Тамар хотела спросить про Шая. Видела ли его Шели здесь, знает ли она, в каком он сейчас состоянии. Жив ли он вообще. Большим усилием заставила себя молчать; потому что, несмотря на то, что Шели была симпатична, Тамар мучила мысль, что, может быть, Песах послал её выведать, кто она. Это было нелогично, это было мерзко подозревать Шели, но за последние месяцы она выдрессировала себя подозревать почти каждого, чтобы ни разу не ошибиться; и что было хуже всего, Тамар знала, что Шели хорошо чувствует ту тонкую плёнку, которую она сейчас натягивает на себя.

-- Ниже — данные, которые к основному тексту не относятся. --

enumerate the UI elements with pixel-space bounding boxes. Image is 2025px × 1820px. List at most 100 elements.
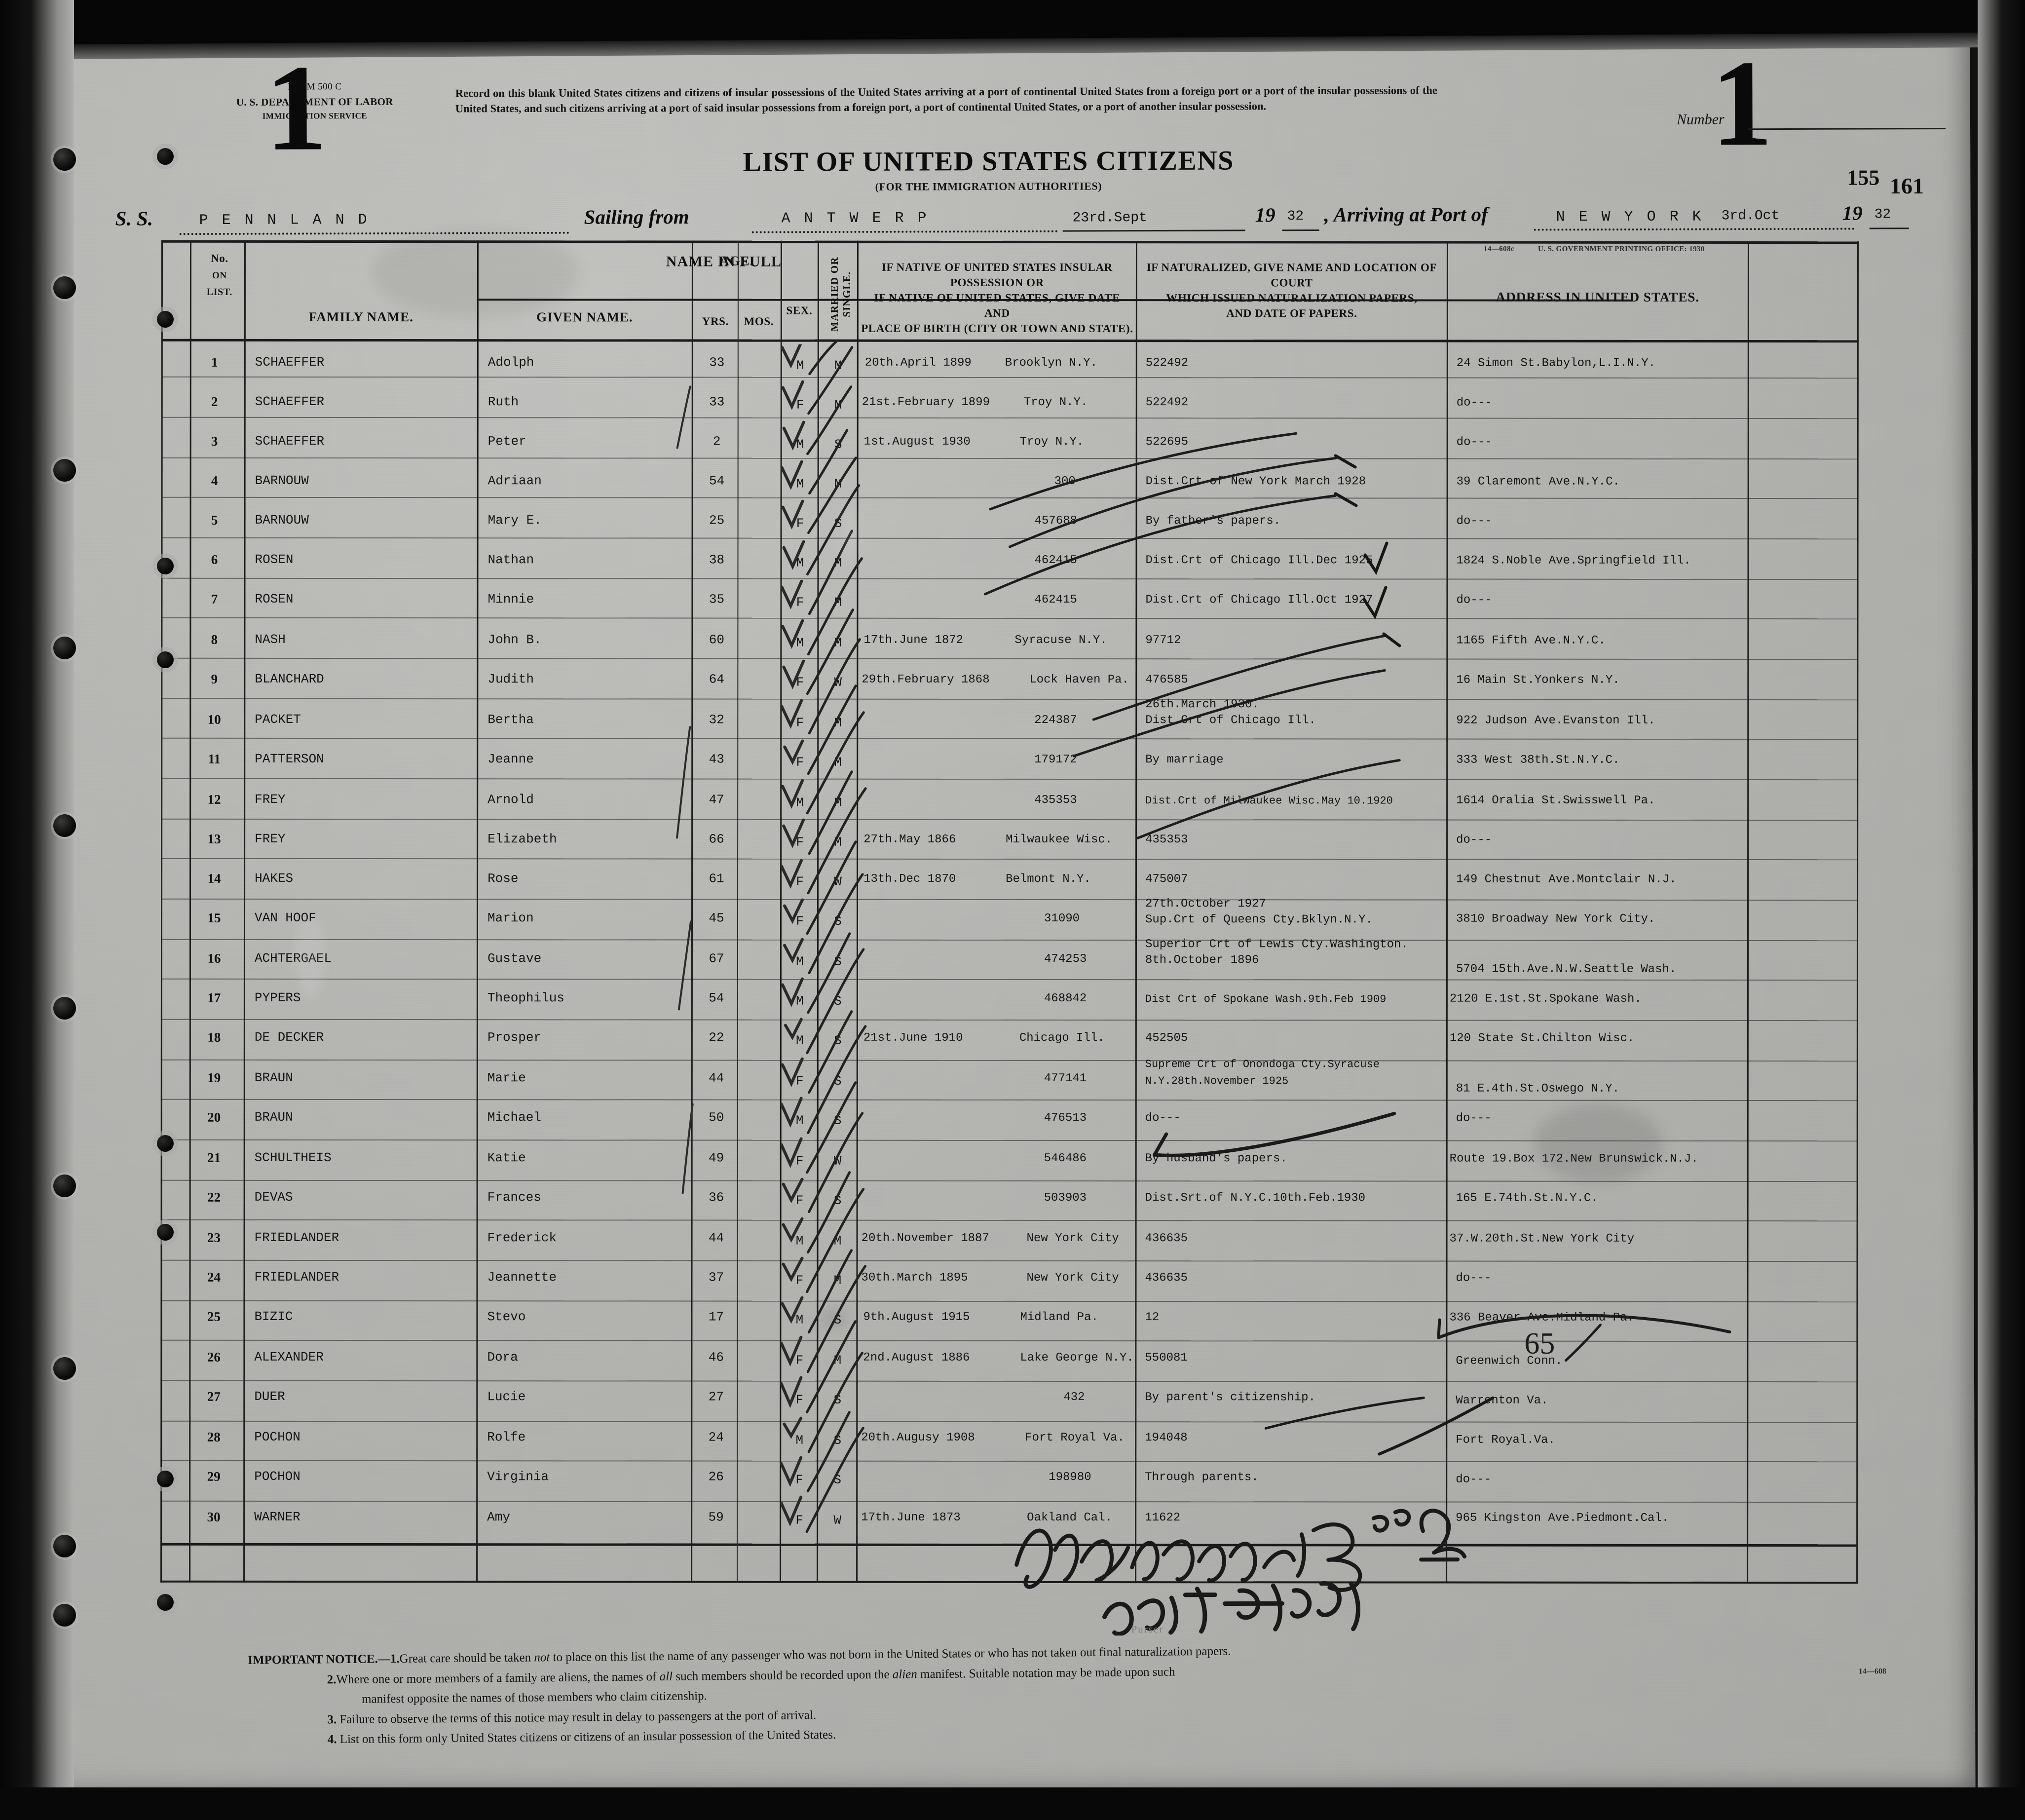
birth-place-cell: 198980 — [1049, 1470, 1091, 1484]
age-years-cell: 24 — [708, 1430, 724, 1445]
birth-place-cell: 477141 — [1044, 1071, 1087, 1086]
given-name-cell: Marie — [487, 1070, 526, 1086]
row-number: 22 — [207, 1189, 221, 1205]
table-body-bottom — [160, 1543, 1858, 1547]
family-name-cell: WARNER — [254, 1509, 300, 1524]
stamped-form-number-right: 1 — [1711, 35, 1773, 172]
footer-form-code: 14—608 — [1858, 1667, 1886, 1676]
punch-hole-inner — [157, 1471, 174, 1487]
given-name-cell: Ruth — [488, 394, 519, 410]
given-name-cell: Jeanne — [488, 752, 534, 767]
stamped-form-number-left: 1 — [265, 39, 328, 177]
notice-heading: IMPORTANT NOTICE.— — [248, 1652, 390, 1667]
row-number: 26 — [207, 1349, 221, 1365]
notice-item2-emph1: all — [659, 1669, 673, 1683]
family-name-cell: PACKET — [255, 712, 301, 727]
sex-cell: F — [796, 516, 804, 531]
row-number: 16 — [207, 950, 221, 966]
birth-place-cell: Belmont N.Y. — [1006, 872, 1091, 886]
arriving-at-port-label: , Arriving at Port of — [1324, 202, 1488, 226]
table-bottom-border — [160, 1580, 1858, 1584]
notice-item2-b: such members should be recorded upon the — [672, 1668, 893, 1683]
birth-date-cell: 17th.June 1872 — [863, 633, 964, 647]
naturalization-cell-line2: N.Y.28th.November 1925 — [1145, 1075, 1289, 1088]
printing-office-text: U. S. GOVERNMENT PRINTING OFFICE: 1930 — [1538, 245, 1705, 253]
row-number: 6 — [211, 552, 218, 567]
naturalization-cell: Superior Crt of Lewis Cty.Washington. — [1145, 938, 1408, 951]
departure-port-value: A N T W E R P — [781, 210, 929, 228]
age-years-cell: 37 — [708, 1270, 724, 1285]
family-name-cell: SCHAEFFER — [255, 354, 325, 370]
punch-hole — [53, 148, 76, 171]
sex-cell: F — [796, 874, 804, 889]
family-name-cell: ROSEN — [255, 552, 294, 567]
sex-cell: M — [795, 1433, 804, 1448]
birth-place-cell: 468842 — [1044, 991, 1087, 1006]
age-years-cell: 47 — [709, 792, 724, 807]
naturalization-cell: 522492 — [1145, 396, 1189, 410]
sex-cell: M — [795, 1233, 804, 1249]
arrival-year-value: 32 — [1874, 207, 1891, 223]
row-number: 25 — [207, 1309, 221, 1324]
address-cell: 120 State St.Chilton Wisc. — [1449, 1031, 1635, 1045]
naturalization-cell: Dist.Srt.of N.Y.C.10th.Feb.1930 — [1145, 1191, 1366, 1205]
address-cell: 965 Kingston Ave.Piedmont.Cal. — [1456, 1511, 1669, 1525]
punch-hole-inner — [157, 311, 174, 328]
birth-date-cell: 30th.March 1895 — [861, 1271, 968, 1285]
header-married-or-single: MARRIED OR SINGLE. — [828, 256, 853, 332]
given-name-cell: Gustave — [487, 951, 542, 966]
sex-cell: M — [796, 993, 804, 1009]
sex-cell: F — [796, 913, 804, 929]
birth-place-cell: 224387 — [1034, 713, 1077, 727]
marital-status-cell: S — [834, 993, 842, 1009]
family-name-cell: HAKES — [255, 871, 294, 886]
birth-date-cell: 29th.February 1868 — [862, 673, 990, 686]
birth-place-cell: Brooklyn N.Y. — [1005, 356, 1098, 370]
given-name-cell: Marion — [488, 910, 534, 926]
row-number: 14 — [207, 871, 221, 886]
given-name-cell: Adolph — [488, 355, 534, 370]
birth-place-cell: 179172 — [1034, 753, 1077, 767]
film-border-right — [1978, 0, 2025, 1820]
age-years-cell: 61 — [709, 871, 724, 886]
row-number: 20 — [207, 1109, 221, 1125]
given-name-cell: Michael — [487, 1110, 541, 1125]
birth-place-cell: Lock Haven Pa. — [1029, 673, 1129, 687]
sex-cell: F — [795, 1153, 804, 1169]
row-number: 28 — [207, 1429, 221, 1444]
age-years-cell: 44 — [708, 1230, 724, 1246]
notice-item3-text: Failure to observe the terms of this not… — [339, 1708, 817, 1726]
address-cell: do--- — [1456, 514, 1492, 528]
address-cell: 165 E.74th.St.N.Y.C. — [1456, 1191, 1598, 1205]
age-years-cell: 33 — [709, 355, 725, 370]
address-cell: 39 Claremont Ave.N.Y.C. — [1456, 475, 1620, 489]
address-cell: do--- — [1456, 1271, 1492, 1285]
sex-cell: M — [796, 954, 804, 969]
address-cell: 149 Chestnut Ave.Montclair N.J. — [1456, 872, 1677, 886]
age-years-cell: 49 — [709, 1150, 724, 1166]
birth-date-cell: 21st.June 1910 — [863, 1031, 963, 1045]
address-cell: 37.W.20th.St.New York City — [1449, 1232, 1635, 1246]
given-name-cell: Nathan — [488, 552, 534, 568]
row-number: 1 — [211, 354, 218, 370]
age-years-cell: 44 — [709, 1070, 724, 1086]
given-name-cell: Rose — [488, 871, 519, 886]
birth-date-cell: 9th.August 1915 — [863, 1310, 970, 1324]
row-number: 2 — [211, 394, 218, 409]
sex-cell: F — [796, 397, 804, 413]
frame-number: 161 — [1890, 173, 1924, 198]
address-cell: do--- — [1456, 396, 1492, 410]
family-name-cell: BARNOUW — [255, 473, 309, 488]
notice-item1-b: to place on this list the name of any pa… — [550, 1644, 1231, 1665]
address-cell: 1614 Oralia St.Swisswell Pa. — [1456, 794, 1655, 807]
marital-status-cell: M — [834, 795, 842, 810]
given-name-cell: Frederick — [487, 1230, 557, 1246]
notice-item4-text: List on this form only United States cit… — [339, 1728, 836, 1746]
age-years-cell: 59 — [708, 1510, 724, 1525]
punch-hole-inner — [157, 1594, 174, 1611]
voyage-line: S. S. P E N N L A N D Sailing from A N T… — [26, 192, 1970, 242]
row-number: 27 — [207, 1389, 221, 1404]
marital-status-cell: W — [833, 1513, 841, 1528]
birth-place-cell: 300 — [1054, 475, 1076, 489]
sex-cell: F — [795, 1193, 804, 1208]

- Но я чего-то не понимаю, - сказала она после долгого молчания, - зачем он организовал всё это, Песах. Что он с этого имеет?
- Искусство, - засмеялась Шели и выдохнула столб презрения в потолок, - устроил себе частное агентство со своими артистами. Он организует, он назначает выступления, он развозит, держит в руке всю страну, мобильники, биг босс. Биг импрессарио де ля шматес. Он действительно это любит. И не забывай, что он целый день стрижёт купоны.
- Что это значит?
- Деньги. – Шели пощупала воображаемые купюры и пустила воображаемую слюну. – Мани... Динарос... Гелт. – У неё был талант смешить каждым своим движением, и Тамар, несмотря на скорбное настроение, смеялась без перерыва.

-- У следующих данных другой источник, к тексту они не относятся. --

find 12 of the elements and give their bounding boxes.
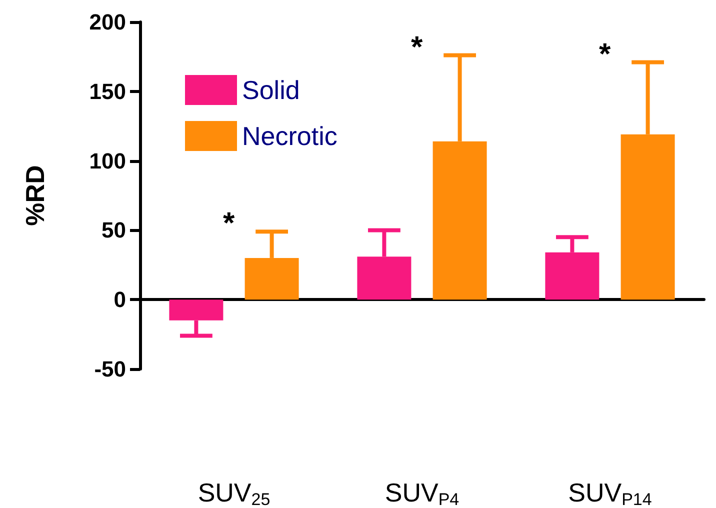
y-tick-label: 0 xyxy=(114,287,126,312)
y-tick-label: 100 xyxy=(89,148,126,174)
y-tick-label: 50 xyxy=(102,218,126,243)
y-tick-label: -50 xyxy=(94,356,126,382)
y-tick-label: 150 xyxy=(89,78,126,104)
annotation: * xyxy=(222,207,235,240)
legend-label: Solid xyxy=(242,75,300,105)
annotation: * xyxy=(410,30,423,64)
legend-label: Necrotic xyxy=(242,121,338,151)
annotation: * xyxy=(598,38,611,71)
y-tick-label: 200 xyxy=(89,10,126,34)
y-axis-title: %RD xyxy=(20,165,50,226)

- Но это не... здесь, наверно, что-то ещё, а? Иначе, для чего всё это, - Тамар указала рукой на комнату, на заброшенную больницу, - не может быть, что всё это он делает только из-за нескольких шекелей, которые мы зарабатываем на улице? – Даже, если Песах предпочитает быть всего лишь "мелким удачливым жуликом", всё равно не хватает ещё одной детали в головоломке, окружающей её. Она не могла сказать себе, что. Что-то связанное с работой и прибылью. Какое-то противоречие между размерами затраченных усилий, которые она ощущает вокруг – вся эта организация, и этот огромный дом, и развозка по разным городам – и между количеством денег, которое этот Песах мог бы получить из шапок, положенных на тротуар.
Шели минуту помолчала, изгибая губы вокруг сигареты:
- Сейчас, когда ты говоришь... – Она хмыкнула, и Тамар, к удивлению, не была уверена, что она говорит правду.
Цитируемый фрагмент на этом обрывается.